Шквал аплодисментов, обрушившийся из зала, прерывал разговор.
За кулисы, со сцены, вышел Карузо. Он весь взволнован. Он еще на сцене.
— Сеньор, я получил для вас телеграмму, — обратился к нему Дзирато.
— Откуда? – спросил Карузо и, не дождавшись ответа, вернулся на сцену, куда его позвали несмолкающие аплодисменты.
Зная, что это будет не один раз, директор и Дзирато терпеливо ждали.
— Ну, так откуда? – повторил Карузо, вернувшись.
— Из Сан-Франциско.
— От кого?
— От Дженни Флинн.
— Что она пишет? – и, не дождавшись ответа, Карузо снова ушел на сцену.
— Ну, так, что она пишет? – во второй раз спросил Карузо.
— Она пишет, что Пабло Бончи тяжело  болен.
Карузо, шагнувший, было, на сцену, резко развернулся и, подойдя вплотную к Дзирато, с гневом потребовал:
— Где телеграмма?
Дзирато подал Карузо конверт.
— Дорогой, Энрико… — попытался  было вмешаться директор.
Но Карузо не слушая его и, не обращая внимания на аплодисменты, быстро ушел, на ходу читая телеграмму.

***

На сцене идет второй акт «Риголетто». В уборной Карузо Дзирато сидит в кресле, нервно постукивая пальцами по подлокотнику. Гатти-Казаццо молча расхаживает по комнате. Оба с волнением ждали антракта.
Распахнулась дверь, вошел Карузо, отстегивая шпагу. Снял с себя цепь и бросил ее на стол.
— Джулио! Вы вызвали Пагини? – снимая жилет, спросил он у директора.
— Да, он здесь.
— Последний акт пусть допоет он. Я уезжаю. Бруно, закажите мне билет до Фриско.
— Слушаюсь, —  Дзирато  вышел.
— Послушайте, Энрико, это безумие, —  отговарвал его директор, — Ведь, публика меня растерзает!
— А, вы ей объясните, — доносится голос Карузо из-за ширмы.
— Но, что я ей скажу? Она желает слушать Карузо, а не мои объяснения.
— А вы скажите, что у Карузо умирает друг.
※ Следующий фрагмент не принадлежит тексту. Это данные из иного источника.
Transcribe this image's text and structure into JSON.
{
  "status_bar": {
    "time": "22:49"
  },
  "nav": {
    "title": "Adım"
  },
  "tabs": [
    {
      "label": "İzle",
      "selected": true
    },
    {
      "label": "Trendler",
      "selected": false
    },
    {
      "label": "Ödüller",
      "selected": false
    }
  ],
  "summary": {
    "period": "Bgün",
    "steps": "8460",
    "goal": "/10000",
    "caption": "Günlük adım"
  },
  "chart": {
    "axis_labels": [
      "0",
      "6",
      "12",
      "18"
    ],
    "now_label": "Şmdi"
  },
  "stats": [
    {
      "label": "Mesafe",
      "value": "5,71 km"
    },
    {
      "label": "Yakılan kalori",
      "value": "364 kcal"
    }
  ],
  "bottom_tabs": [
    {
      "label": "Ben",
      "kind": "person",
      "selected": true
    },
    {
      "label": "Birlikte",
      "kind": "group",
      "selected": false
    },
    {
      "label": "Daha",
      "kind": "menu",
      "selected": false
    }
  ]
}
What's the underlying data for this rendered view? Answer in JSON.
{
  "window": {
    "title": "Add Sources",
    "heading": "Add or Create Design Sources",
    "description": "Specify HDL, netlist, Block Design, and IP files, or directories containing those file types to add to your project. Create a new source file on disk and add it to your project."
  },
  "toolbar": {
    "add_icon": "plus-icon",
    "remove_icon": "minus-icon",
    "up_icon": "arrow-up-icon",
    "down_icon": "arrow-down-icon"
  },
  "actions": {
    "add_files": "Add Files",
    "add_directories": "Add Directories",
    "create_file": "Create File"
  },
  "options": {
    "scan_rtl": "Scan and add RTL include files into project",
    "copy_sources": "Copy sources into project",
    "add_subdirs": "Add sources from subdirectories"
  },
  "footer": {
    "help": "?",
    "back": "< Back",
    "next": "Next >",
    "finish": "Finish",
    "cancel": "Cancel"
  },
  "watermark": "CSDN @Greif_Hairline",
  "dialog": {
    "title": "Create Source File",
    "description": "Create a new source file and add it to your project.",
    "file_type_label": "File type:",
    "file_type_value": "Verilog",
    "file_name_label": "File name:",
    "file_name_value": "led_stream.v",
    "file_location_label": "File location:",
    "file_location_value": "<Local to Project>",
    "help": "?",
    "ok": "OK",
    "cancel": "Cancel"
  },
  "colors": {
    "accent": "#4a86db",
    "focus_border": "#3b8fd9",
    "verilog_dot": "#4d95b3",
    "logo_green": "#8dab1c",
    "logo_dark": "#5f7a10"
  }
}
Они поймут, — сказал Карузо, выходя из-за ширмы, уже одетый, — А, если и этого им мало, то передайте, что я спою им всю оперу сначала, когда вернусь.
Директор в ответ угрюмо кивнул.
— Не сердись на меня, Джулио, — прижав директора к себе, — Я должен быть там.
Директор сокрушенно развел руками.

***

Давайте посмотрим окончание моего рассказа по кадрам, как в кино.

***

С грохотом, вспарывая ночную тьму, мчится поезд. У стола салона стоит Карузо. На столе стынет нетронутый ужин.
Слышится голос Дженни, повторяющий строки из телеграммы:
— Дорогой Энрико! Пабло тяжело болен. В бреду часто зовет тебя…
— Зовет тебя, зовет тебя… — выстукивают колеса.

***

В это время в больнице умирает Павел. Над ним склоняется врач и Дженни.
Павел мечется в бреду. И кажется ему, что…
… Он стоит на сцене театра в родной Одессе. Только что он закончил петь. Еще звучит последний аккорд оркестра, а зал уже неиствует в овациях.
В первом ряду, который уезжая Павел обещал им, сидят портовые грузчики. Среди них его первый учитель, старый скрипач из портового кабачка. Очки его съехали на нос, слезы умиления текут по его морщинистым щекам.
— Бис! Бис! – несется из зала.
— Санта-Лючию, Санта-Лючию.
Павел, улыбаясь, поднимает руку. Зал мгновенно замирает.
— Я буду петь, — голос Павла звучит под сводами театра. Он разрастается, заполняя весь зал. И, вдруг, где-то на высокой ноте, обрывается.
В зале мертвая тишина…
Мечется в бреду Павел.
— Я буду петь…, — шепчет он пересохшими губами, — На Молдаванке…
лицо его дернулось. Павел с хрипом вдохнул и замер, как бы ожидая первых аккордов оркестра…

***

К больнице подъезжает пролетка. С нее торопливо соскакивает Карузо и вбегает в дверь.
— Будьте любезны, — спрашивает он у регистраторши, — Где лежит Пабло Бончи?
— В палате 53, — только и успела сказать девушка.
Карузо уже бежит по коридору.
Палата 47, 49, 51… палата 53 за углом.
… Поворот….
… Карузо видит, как санитары, распахнув двери палаты, вывозят закрытое простыней тело.
Опершись о стену, чтобы не упасть, какой-то сникший, стоит Карузо.
Поворачивается и медленно идет обратно по коридору.
Бредет как слепой, натыкаясь на вещи, мимо регистраторши, которая тянет к нему фотографию для автографа.
Натыкается на дверь, открывает ее и выходит на улицу.

* * *

На кладбище собралось большая толпа провожающих.

У могилы стоит гроб.

Над гробом плачет Дженни.

В скорбном молчании застыл Хеудж.

Но, вот, на середину выходит седобородый человек, откашливается, собираясь произнести прощальную речь.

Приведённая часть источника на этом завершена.